Eles rasgaram minhas roupas na frente de todos, me chamando de interesseira e dizendo que eu não merecia o filho deles. Minha sogra riu enquanto eu ficava ali, humilhada e arrasada. Mas o que eles não sabiam era que meu pai estava assistindo a tudo e estava prestes a mostrar a eles quem eu realmente era. Meu nome é Elena, e esta é a história de como aprendi que, às vezes, as pessoas que deveriam nos proteger são as que mais nos machucam.
E às vezes a justiça vem de maneiras que você menos espera. Eu era apenas uma garota simples de uma cidade pequena quando conheci Carlos.
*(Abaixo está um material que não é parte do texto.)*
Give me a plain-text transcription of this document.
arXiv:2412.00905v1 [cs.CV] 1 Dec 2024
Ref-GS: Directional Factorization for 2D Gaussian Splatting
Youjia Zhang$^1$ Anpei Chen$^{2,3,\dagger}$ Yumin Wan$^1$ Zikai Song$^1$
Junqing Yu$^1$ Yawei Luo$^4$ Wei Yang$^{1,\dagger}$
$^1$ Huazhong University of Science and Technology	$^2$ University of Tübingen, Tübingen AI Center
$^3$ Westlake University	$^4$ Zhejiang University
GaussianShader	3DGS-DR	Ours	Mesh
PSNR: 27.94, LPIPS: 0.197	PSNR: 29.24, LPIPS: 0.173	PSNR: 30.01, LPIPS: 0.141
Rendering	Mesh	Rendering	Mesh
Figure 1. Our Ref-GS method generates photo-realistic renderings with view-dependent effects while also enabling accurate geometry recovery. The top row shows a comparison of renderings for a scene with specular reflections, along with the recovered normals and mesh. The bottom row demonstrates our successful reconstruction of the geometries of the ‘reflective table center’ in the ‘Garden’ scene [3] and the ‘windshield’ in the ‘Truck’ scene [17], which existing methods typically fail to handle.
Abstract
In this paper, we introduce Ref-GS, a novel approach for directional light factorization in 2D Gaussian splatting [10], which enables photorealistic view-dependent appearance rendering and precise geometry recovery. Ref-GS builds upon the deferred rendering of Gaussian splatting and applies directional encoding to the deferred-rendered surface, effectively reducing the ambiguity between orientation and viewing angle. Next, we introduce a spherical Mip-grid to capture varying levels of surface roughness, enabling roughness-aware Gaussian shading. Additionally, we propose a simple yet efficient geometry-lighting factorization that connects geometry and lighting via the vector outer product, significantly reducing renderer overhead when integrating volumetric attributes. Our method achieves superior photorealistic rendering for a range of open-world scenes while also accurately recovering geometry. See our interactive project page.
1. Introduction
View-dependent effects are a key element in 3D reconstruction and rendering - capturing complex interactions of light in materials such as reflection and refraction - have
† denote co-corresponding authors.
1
Nós dois cursávamos administração na faculdade. Ele era charmoso, gentil e me fazia rir como ninguém nunca tinha feito. Me apaixonei perdidamente por ele. Em menos de um ano, nos casamos em uma pequena cerimônia. Ele era perfeito, ou pelo menos era o que eu pensava. Carlos vinha de uma família rica. A família Montemayor era tradicional, daquelas que vêm com expectativas e julgamentos, mas eu não me importava com nada disso.
Eu amava Carlos por quem ele era, não pelo que ele tinha. O que a família dele não sabia, o que Carlos não sabia, era que eu também vinha de família rica. Rica de verdade, daquelas que fazem os Montemayor parecerem uns fanfarrões. Meu pai, Santiago Herrera, é um bilionário que construiu seu próprio império. Ele nasceu do nada, e eu cresci num mundo de jatos particulares e infinitas possibilidades, mas eu via como as pessoas tratavam meu pai, como sorriam para ele enquanto calculavam o que poderiam tirar dele.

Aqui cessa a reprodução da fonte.